The test is to run firstRequest.cfm, then whist that's running, run secondRequest.cfm. The output from a typical run of firstRequest.cfm would be like:

keys @ top of loop: one,two,three,four
current key: one
current value: tahi
keys after sleep: one,two,three,four
keys @ top of loop: one,two,three,four
current key: two
current value: rua
keys after sleep: one,two,three,five <--- here is where I ran secondRequest.cfm
keys @ top of loop: one,two,three,five
current key: three
current value: toru
keys after sleep: one,two,three,five
keys @ top of loop: one,two,three,five
current key: four

Error Occurred While Processing Request
Element FOUR is undefined in a CFML structure referenced as part of an expression.

You can see that the keys the loop iterates over is set at the beginning, given it's unaffected by changes to the struct's keys during the loop.

What should the CFWheels codebase do to mitigate this. Well: here's a list of things that are… erm… "less good than they could be "… in that code.

  • Framework functionality should be in classes, not in include files. In this case cache-handing code should be in a CachingService or somesuch.
  • internal.cfm is an awful name for a library. A filename should describe what the code does (like, say "CachingService"), not how it's used ("internally", apparently. Sounds uncomfortable, not to mention a bit unhygienic).
  • Related to this, that file is a hotchpotch mess of all sorts of shite that should be homed somewhere else.
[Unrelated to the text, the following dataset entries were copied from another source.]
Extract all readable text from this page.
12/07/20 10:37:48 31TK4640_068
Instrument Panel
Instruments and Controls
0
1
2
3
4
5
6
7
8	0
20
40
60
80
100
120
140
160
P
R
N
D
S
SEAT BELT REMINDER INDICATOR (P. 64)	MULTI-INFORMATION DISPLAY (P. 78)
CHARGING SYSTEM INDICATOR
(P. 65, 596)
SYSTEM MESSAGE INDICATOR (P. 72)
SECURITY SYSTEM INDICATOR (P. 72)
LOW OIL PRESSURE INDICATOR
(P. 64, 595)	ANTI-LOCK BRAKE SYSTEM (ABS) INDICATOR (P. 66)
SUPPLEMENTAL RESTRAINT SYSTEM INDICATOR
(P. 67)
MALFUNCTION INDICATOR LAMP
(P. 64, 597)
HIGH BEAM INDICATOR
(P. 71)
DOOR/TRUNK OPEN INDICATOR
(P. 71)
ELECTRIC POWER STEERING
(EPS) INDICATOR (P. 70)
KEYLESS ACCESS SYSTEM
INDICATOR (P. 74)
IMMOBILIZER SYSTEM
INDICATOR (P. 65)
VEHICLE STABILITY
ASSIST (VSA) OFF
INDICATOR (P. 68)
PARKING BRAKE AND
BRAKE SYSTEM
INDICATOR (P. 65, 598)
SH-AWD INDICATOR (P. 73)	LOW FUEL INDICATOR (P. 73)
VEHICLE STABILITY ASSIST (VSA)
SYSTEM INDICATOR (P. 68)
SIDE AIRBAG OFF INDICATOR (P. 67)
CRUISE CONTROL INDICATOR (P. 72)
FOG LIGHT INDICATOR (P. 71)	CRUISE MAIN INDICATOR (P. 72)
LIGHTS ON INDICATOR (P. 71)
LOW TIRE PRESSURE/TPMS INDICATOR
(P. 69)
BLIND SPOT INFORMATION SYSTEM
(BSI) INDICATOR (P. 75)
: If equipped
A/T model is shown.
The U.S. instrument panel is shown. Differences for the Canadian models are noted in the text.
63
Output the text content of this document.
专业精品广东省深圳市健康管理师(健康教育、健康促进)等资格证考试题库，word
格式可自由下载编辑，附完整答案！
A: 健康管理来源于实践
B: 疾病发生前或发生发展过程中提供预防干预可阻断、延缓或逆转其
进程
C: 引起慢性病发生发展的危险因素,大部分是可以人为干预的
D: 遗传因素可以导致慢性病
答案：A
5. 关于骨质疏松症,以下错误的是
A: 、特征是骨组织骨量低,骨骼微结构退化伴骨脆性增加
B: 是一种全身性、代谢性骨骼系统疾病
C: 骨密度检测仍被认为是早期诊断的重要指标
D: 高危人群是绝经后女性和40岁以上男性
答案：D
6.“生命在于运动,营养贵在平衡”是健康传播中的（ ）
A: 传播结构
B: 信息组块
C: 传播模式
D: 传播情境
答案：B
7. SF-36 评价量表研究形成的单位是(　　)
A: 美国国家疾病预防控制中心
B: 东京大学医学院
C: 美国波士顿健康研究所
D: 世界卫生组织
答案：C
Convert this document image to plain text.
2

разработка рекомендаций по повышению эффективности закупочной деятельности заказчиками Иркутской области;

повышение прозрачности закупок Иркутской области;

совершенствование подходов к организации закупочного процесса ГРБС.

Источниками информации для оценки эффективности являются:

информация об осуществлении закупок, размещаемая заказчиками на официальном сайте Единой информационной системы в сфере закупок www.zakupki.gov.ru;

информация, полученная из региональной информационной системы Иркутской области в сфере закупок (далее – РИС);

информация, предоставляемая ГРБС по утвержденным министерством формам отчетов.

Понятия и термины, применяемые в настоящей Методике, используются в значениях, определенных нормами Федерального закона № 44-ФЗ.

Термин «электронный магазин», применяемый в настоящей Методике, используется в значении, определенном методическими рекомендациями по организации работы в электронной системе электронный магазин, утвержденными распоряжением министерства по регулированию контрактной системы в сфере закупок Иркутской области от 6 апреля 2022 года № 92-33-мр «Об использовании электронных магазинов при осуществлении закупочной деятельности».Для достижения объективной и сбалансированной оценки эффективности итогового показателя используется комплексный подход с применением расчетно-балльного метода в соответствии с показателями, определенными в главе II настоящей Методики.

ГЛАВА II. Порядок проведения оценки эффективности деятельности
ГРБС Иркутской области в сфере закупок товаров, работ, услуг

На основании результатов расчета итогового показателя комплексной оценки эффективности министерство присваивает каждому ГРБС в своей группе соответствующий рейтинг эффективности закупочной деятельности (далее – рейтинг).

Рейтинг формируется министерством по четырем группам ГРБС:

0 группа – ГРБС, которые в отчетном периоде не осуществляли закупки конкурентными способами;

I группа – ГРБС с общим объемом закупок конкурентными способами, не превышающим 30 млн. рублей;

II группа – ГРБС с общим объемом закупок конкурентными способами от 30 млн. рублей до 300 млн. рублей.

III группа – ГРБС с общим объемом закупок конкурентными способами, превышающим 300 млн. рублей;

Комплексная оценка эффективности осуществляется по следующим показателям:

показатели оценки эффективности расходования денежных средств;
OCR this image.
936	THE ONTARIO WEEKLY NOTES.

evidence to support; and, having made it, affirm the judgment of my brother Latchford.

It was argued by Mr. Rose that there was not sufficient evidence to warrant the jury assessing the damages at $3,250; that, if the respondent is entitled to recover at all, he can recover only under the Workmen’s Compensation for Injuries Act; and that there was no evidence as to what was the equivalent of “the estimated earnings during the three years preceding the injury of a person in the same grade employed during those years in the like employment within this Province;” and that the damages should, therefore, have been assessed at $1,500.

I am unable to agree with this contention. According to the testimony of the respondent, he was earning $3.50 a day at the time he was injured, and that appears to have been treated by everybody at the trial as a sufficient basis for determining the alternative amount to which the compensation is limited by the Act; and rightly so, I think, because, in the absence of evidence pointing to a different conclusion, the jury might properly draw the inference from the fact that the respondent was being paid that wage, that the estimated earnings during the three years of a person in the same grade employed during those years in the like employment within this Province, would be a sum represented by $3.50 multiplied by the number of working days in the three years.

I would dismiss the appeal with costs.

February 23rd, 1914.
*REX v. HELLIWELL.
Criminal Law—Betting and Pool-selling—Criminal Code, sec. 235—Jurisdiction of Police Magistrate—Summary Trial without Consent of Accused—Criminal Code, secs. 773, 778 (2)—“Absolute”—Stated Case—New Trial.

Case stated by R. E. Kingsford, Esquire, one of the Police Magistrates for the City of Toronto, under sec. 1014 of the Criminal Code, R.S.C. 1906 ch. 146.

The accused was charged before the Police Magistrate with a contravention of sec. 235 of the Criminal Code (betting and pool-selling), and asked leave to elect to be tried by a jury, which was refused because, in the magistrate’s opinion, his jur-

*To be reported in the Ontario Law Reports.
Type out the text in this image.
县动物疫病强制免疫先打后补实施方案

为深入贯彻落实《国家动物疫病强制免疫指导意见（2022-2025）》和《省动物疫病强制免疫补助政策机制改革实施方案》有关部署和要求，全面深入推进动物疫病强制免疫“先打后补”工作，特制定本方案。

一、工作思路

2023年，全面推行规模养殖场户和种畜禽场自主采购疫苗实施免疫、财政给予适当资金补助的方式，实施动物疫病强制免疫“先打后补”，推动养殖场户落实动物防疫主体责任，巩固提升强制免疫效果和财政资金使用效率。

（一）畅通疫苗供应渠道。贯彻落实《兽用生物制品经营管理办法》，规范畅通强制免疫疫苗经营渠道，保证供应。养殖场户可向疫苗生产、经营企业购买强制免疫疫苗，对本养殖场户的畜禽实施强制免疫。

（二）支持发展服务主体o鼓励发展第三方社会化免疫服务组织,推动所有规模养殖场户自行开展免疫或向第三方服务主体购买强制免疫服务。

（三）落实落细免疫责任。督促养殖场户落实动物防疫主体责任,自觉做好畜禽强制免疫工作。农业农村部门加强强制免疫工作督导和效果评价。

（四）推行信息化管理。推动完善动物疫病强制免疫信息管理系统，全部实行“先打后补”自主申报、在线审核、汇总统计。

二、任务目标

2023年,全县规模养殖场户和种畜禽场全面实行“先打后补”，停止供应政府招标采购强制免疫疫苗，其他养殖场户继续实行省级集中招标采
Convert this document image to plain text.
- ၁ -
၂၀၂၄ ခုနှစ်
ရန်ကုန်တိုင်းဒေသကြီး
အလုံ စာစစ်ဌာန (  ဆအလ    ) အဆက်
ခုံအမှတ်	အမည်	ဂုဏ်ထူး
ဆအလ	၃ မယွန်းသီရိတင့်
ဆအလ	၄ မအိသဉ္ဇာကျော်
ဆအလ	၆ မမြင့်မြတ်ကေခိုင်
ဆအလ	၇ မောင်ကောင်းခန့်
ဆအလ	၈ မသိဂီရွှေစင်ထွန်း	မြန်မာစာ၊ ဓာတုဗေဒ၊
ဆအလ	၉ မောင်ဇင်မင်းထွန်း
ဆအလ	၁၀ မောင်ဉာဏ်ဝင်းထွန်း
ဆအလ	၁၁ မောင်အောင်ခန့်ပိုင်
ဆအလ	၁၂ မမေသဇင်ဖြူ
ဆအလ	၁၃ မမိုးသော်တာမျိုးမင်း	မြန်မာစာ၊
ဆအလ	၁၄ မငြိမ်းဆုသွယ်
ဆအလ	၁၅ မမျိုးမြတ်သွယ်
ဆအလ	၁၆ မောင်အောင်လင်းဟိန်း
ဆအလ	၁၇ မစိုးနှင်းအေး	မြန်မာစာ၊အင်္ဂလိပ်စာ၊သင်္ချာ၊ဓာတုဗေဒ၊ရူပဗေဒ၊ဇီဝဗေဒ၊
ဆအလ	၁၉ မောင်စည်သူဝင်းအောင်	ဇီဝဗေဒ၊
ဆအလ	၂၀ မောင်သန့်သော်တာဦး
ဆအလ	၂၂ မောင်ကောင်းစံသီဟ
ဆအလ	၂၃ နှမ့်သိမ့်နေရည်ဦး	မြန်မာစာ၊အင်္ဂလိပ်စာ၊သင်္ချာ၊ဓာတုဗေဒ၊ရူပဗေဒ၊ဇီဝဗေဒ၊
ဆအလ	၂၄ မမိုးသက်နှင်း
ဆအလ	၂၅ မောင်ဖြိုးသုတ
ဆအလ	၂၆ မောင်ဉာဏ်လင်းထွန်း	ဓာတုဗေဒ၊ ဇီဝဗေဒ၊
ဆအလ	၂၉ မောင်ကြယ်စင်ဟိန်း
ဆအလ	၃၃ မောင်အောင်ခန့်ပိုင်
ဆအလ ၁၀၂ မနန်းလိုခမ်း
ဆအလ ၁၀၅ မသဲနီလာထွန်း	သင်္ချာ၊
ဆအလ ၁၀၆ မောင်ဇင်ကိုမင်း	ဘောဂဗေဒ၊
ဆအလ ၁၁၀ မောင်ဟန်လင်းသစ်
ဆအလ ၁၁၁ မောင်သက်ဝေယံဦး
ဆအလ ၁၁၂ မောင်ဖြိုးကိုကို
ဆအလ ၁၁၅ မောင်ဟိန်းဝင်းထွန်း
This describes most files in the CFWheels codebase, unfortunately.
  • The only code that touches the application scope should be in an ApplicationScopeProxy object. BTW this makes controlling the scope-locking way easier to manage. See also: SessionScopeProxy / ServerScopeProxy / etc
  • Within that proxy, access to any shared scope should be appropriately synchronised (with a lock). This should also be extended to mitigating race conditions like we have here.
  • If your function is called addToCache then stick to doing that. Code that removes stuff from the cache does not belong there.
  • All the code in that method is conditional. All of it. There is no "mainline" or happy path. Simplify the conditions and bail out if they're not met. Don't put the code you actually expect to run inside a conditional block.
  • Connected to the two preceding points: most of the code in that method is not actually anything to do with adding something to a cache.
  • For the love of god stop prefixing functions with $ to indicate they're private. Just make them private.

I don't think anything there is particularly controversial or complicated. And whilst it's beyond "CFML 101", I think it's within the low bar of "Writing Frameworks 101".

Anyway. There you got. A coupla hours in the life of someone who has to use CFWheels.